Qatar National Library is giving astronomers and scientists in Qatar access to world-leading robotic telescopes from the Las Cumbres Observatory (LCO) in the US, after an agreement with Global Sky Partners.

The agreement is supported by the Simons Foundation, a flagship programme recently recognised by the HundrED Foundation as one of the 100 most innovative educational projects in the world for 2021.

Through the programme, an unlimited number of students will have access to 50 hours of viewing through LCO’s robotic telescopes. Teachers will guide students in special lectures at the Library as they look at planets, asteroids and comets using the powerful technology.

LCO telescopeThis new initiative, as well as the popular Astronomy Club, is part of the Library’s Science Book Forum.
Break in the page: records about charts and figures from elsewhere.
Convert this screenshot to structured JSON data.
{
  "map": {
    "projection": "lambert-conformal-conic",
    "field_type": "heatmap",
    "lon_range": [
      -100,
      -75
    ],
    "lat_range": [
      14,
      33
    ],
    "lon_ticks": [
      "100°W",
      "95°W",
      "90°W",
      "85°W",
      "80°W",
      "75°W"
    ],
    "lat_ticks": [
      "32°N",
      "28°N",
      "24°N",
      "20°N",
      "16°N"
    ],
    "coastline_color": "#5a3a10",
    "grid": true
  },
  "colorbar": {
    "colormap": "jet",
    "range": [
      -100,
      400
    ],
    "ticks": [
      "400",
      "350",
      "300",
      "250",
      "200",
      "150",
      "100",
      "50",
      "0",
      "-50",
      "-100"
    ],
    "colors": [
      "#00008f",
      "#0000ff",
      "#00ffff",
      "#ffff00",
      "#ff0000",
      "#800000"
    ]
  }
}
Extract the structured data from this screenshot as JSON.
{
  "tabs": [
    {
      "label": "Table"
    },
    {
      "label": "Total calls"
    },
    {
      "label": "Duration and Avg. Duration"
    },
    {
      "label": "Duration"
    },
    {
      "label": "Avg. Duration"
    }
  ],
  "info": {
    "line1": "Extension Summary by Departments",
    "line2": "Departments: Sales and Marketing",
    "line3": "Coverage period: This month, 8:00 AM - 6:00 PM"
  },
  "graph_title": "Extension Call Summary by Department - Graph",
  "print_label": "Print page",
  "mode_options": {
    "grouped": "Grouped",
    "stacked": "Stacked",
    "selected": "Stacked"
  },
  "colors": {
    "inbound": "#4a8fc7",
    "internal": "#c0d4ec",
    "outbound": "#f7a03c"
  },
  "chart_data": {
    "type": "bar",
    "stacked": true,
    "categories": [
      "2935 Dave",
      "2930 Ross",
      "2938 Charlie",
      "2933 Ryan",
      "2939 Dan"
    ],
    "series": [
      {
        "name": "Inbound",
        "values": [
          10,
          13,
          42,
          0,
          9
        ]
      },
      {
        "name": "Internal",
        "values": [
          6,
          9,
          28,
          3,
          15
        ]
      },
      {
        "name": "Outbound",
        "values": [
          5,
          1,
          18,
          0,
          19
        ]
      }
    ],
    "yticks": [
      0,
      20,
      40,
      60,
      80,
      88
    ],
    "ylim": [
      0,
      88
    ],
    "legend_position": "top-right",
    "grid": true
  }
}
This special programme encourages the next generation to enroll in science and engineering studies in Qatar and the MENA region by promoting science books and topics.

The programme is chaired by Dr Essam Heggy, a research scientist in earth and planetary sciences and a member of several space experiments that seek answers to key questions about Earth and planetary evolution.

Commenting on their link-up with Global Sky Partners, Hind Al Khulaifi, Manager of the Children’s and Young Adults’ Library at the Library, said the partnership represents a huge milestone for their role in spreading enthusiasm for science in the local community, and in making them a ‘hub’ for astronomy research projects.

We want people to ask questions about the universe and to help empower the next generation of scientists, researchers and philosophers.

We also want to use the excitement that outer space generates to increase public understanding of science and scientific methods, and to show inquisitive minds that science is a pathway to discovery and knowledge.

He said that they hope that the exciting link-up with LCO will help them to increase science awareness in communities and stimulate the scientific curiosity of young learners.

The Science Book Forum recently ran their first Astronomy Club educational programme with LCO telescopes called Exoplanet Transit. The Library ran four sessions, teaching students how to prepare the robotic telescope for observation, submit an observation to a research lab and analyse the data. Research papers from these classes will be posted at regular intervals on the Library website.

In October, the same instruments spotted a rare blast of light from a star being ripped apart by a supermassive black hole. The phenomenon, known as a Tidal Disruption Event, is the closest such flare recorded to date, at just over 215 million light-years from Earth.

Ahmed Saad, the Library’s Outreach Program Coordinator, said the Science Book Forum seeks to give all students access to high-quality STEM education.

LCO is a non-profit science institute based in California. Their global telescope network was founded in 2005 by technologist Wayne Rosing, with groups and organisations from around the world competing to become a Global Sky Partner through an open round of proposals.

Each selected partner has an exemplary track record in astronomy education and allows LCO to reach a diverse range of leading educational projects across the world.